Title II of the Act, codified as Subchapter 1 under 21 U.S.C.A. §§ 801 to 904, also goes by the name the “Controlled Substances Act,” or simply the “CSA.” So, the CSA categorizes controlled substances into five schedules depending on their accepted medical uses, potential for abuse, and psychological and physical effects on the body. Each schedule gets associated with a distinct set of controls regarding the manufacture, distribution, and use of the substances listed therein, and the applicable provisions set forth strict requirements regarding registration, labeling, packaging, production quotas, drug security, and record-keeping. Also, the CSA specifies prohibited acts and penalties and sets forth administrative and enforcement provisions. The Drug Enforcement Administration enforces the laws and regulations set forth in the CSA.

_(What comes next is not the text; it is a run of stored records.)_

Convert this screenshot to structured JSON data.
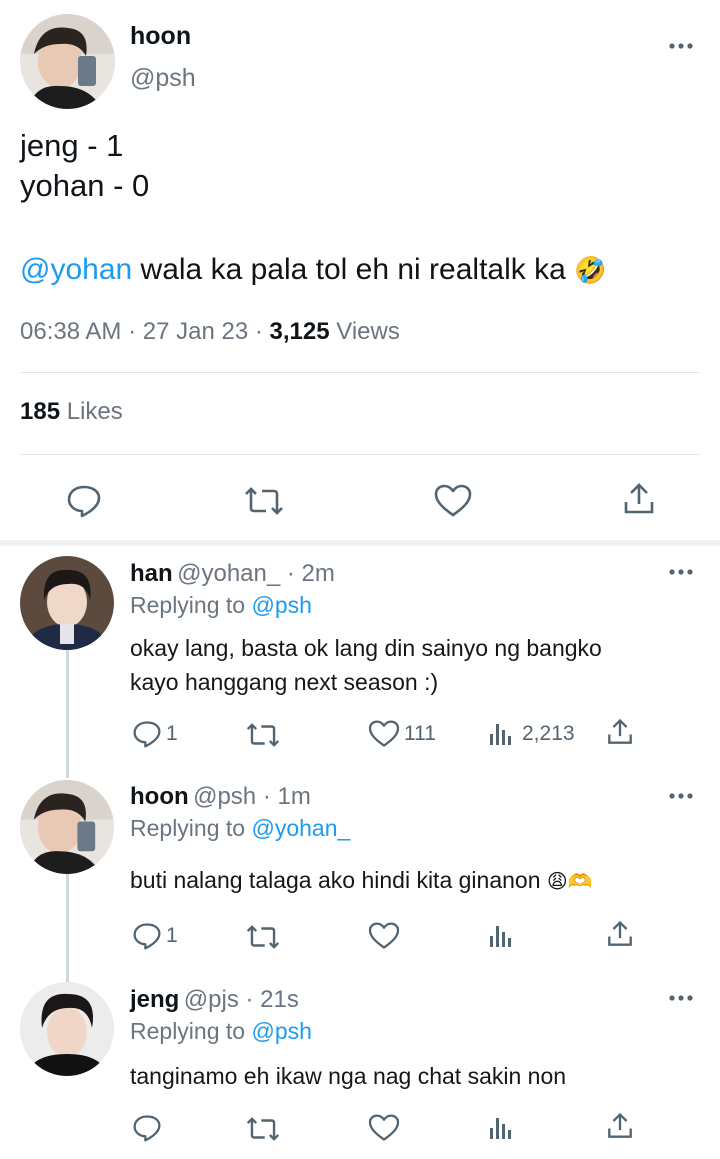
{
  "main_tweet": {
    "name": "hoon",
    "handle": "@psh",
    "lines": [
      "jeng - 1",
      "yohan - 0"
    ],
    "mention": "@yohan",
    "text": " wala ka pala tol eh ni realtalk ka",
    "emoji": "🤣",
    "time": "06:38 AM",
    "dot": "·",
    "date": "27 Jan 23",
    "views_count": "3,125",
    "views_label": "Views",
    "likes_count": "185",
    "likes_label": "Likes",
    "action_icons": [
      "reply-icon",
      "retweet-icon",
      "like-icon",
      "share-icon"
    ]
  },
  "replies": [
    {
      "name": "han",
      "meta": "@yohan_ · 2m",
      "replying_prefix": "Replying to",
      "replying_to": "@psh",
      "text_lines": [
        "okay lang, basta ok lang din sainyo ng bangko",
        "kayo hanggang next season :)"
      ],
      "reply_count": "1",
      "like_count": "111",
      "views": "2,213"
    },
    {
      "name": "hoon",
      "meta": "@psh · 1m",
      "replying_prefix": "Replying to",
      "replying_to": "@yohan_",
      "text_lines": [
        "buti nalang talaga ako hindi kita ginanon"
      ],
      "emoji": "😩🫶",
      "reply_count": "1"
    },
    {
      "name": "jeng",
      "meta": "@pjs · 21s",
      "replying_prefix": "Replying to",
      "replying_to": "@psh",
      "text_lines": [
        "tanginamo eh ikaw nga nag chat sakin non"
      ]
    }
  ]
}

While the CSA authorizes federal prosecution for almost any drug offense, the DEA tends to focus its time and resources on the most serious offenders, who engage in serious interstate trafficking of controlled substances, which leaves the majority of drug crime offenders to get prosecuted by the states. One important aspect of the Connecticut drug prosecution scheme is that it protects defendants from being subject to the “double jeopardy” and piling on of penalties that would result from both state and federal prosecution for the same offense.

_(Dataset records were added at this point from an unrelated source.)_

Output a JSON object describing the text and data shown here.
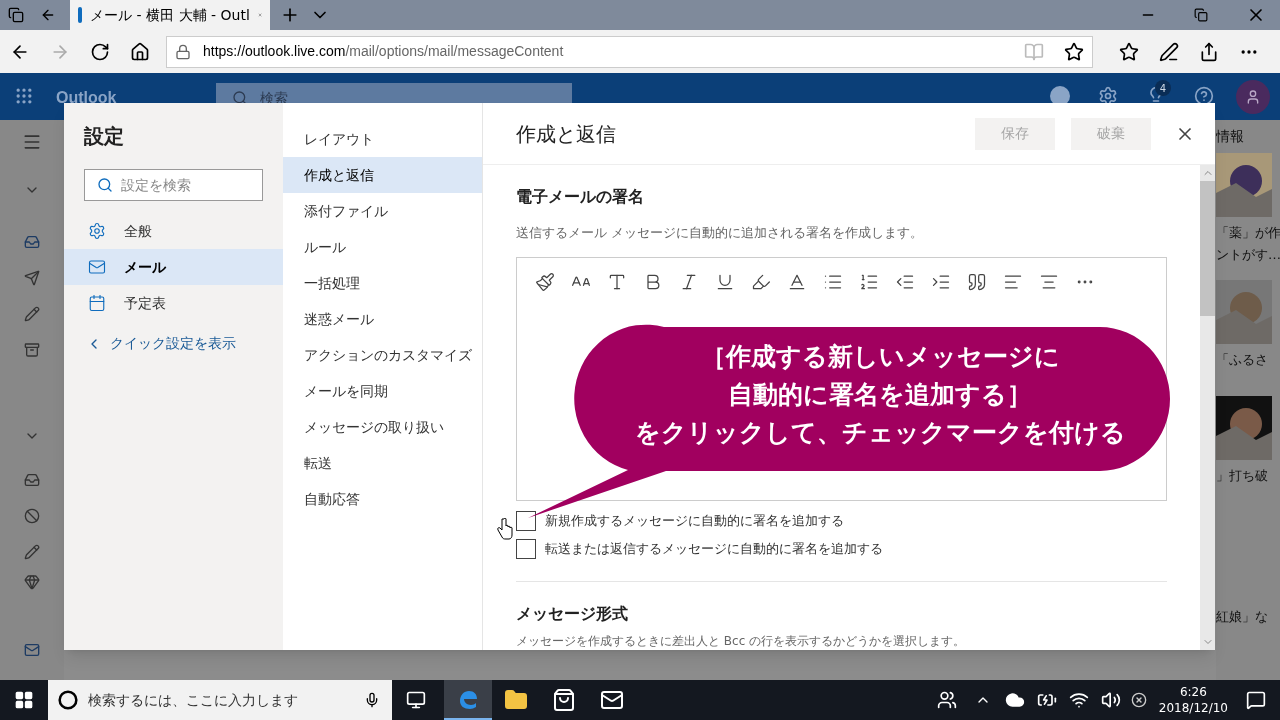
{
  "browser": {
    "tab_title": "メール - 横田 大輔 - Outl",
    "url_host": "https://outlook.live.com",
    "url_path": "/mail/options/mail/messageContent"
  },
  "outlook_header": {
    "app_name": "Outlook",
    "search_placeholder": "検索",
    "notification_count": "4"
  },
  "settings": {
    "title": "設定",
    "search_placeholder": "設定を検索",
    "categories": [
      {
        "label": "全般",
        "kind": "gear",
        "selected": false
      },
      {
        "label": "メール",
        "kind": "mail",
        "selected": true
      },
      {
        "label": "予定表",
        "kind": "calendar",
        "selected": false
      }
    ],
    "quick_settings_link": "クイック設定を表示",
    "subcategories": [
      {
        "label": "レイアウト",
        "selected": false
      },
      {
        "label": "作成と返信",
        "selected": true
      },
      {
        "label": "添付ファイル",
        "selected": false
      },
      {
        "label": "ルール",
        "selected": false
      },
      {
        "label": "一括処理",
        "selected": false
      },
      {
        "label": "迷惑メール",
        "selected": false
      },
      {
        "label": "アクションのカスタマイズ",
        "selected": false
      },
      {
        "label": "メールを同期",
        "selected": false
      },
      {
        "label": "メッセージの取り扱い",
        "selected": false
      },
      {
        "label": "転送",
        "selected": false
      },
      {
        "label": "自動応答",
        "selected": false
      }
    ]
  },
  "pane": {
    "title": "作成と返信",
    "buttons": [
      {
        "label": "保存",
        "disabled": true
      },
      {
        "label": "破棄",
        "disabled": true
      }
    ],
    "signature": {
      "heading": "電子メールの署名",
      "description": "送信するメール メッセージに自動的に追加される署名を作成します。",
      "checkboxes": [
        {
          "label": "新規作成するメッセージに自動的に署名を追加する",
          "checked": false
        },
        {
          "label": "転送または返信するメッセージに自動的に署名を追加する",
          "checked": false
        }
      ]
    },
    "message_format": {
      "heading": "メッセージ形式",
      "description": "メッセージを作成するときに差出人と Bcc の行を表示するかどうかを選択します。"
    }
  },
  "callout": {
    "lines": [
      "［作成する新しいメッセージに",
      "自動的に署名を追加する］",
      "をクリックして、チェックマークを付ける"
    ]
  },
  "news": {
    "heading": "情報",
    "snippets": [
      "「薬」が作",
      "ントがす…",
      "「ふるさ",
      "」打ち破",
      "紅娘」な"
    ]
  },
  "taskbar": {
    "search_placeholder": "検索するには、ここに入力します",
    "time": "6:26",
    "date": "2018/12/10",
    "apps": [
      {
        "kind": "edge",
        "selected": true
      },
      {
        "kind": "explorer",
        "selected": false
      },
      {
        "kind": "store",
        "selected": false
      },
      {
        "kind": "mail",
        "selected": false
      }
    ]
  }
}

Federal Action and No Prosecution
CGSA § 21a-282 provides:
No person shall be prosecuted for a violation of any provision of sections 21a-243 to 21a-282, inclusive, if such person has been acquitted or convicted under the federal Controlled Substances Act [FN1] or under the federal food and drug laws for the same act or omission which, it is alleged, constitutes a violation of said sections.
It is important for any defendant facing drug charges to understand whether they are being prosecuted under state or federal law, and to employ a qualified criminal defense attorney in either case. Fortunately, in Connecticut, they will be subject to one or the other, not both.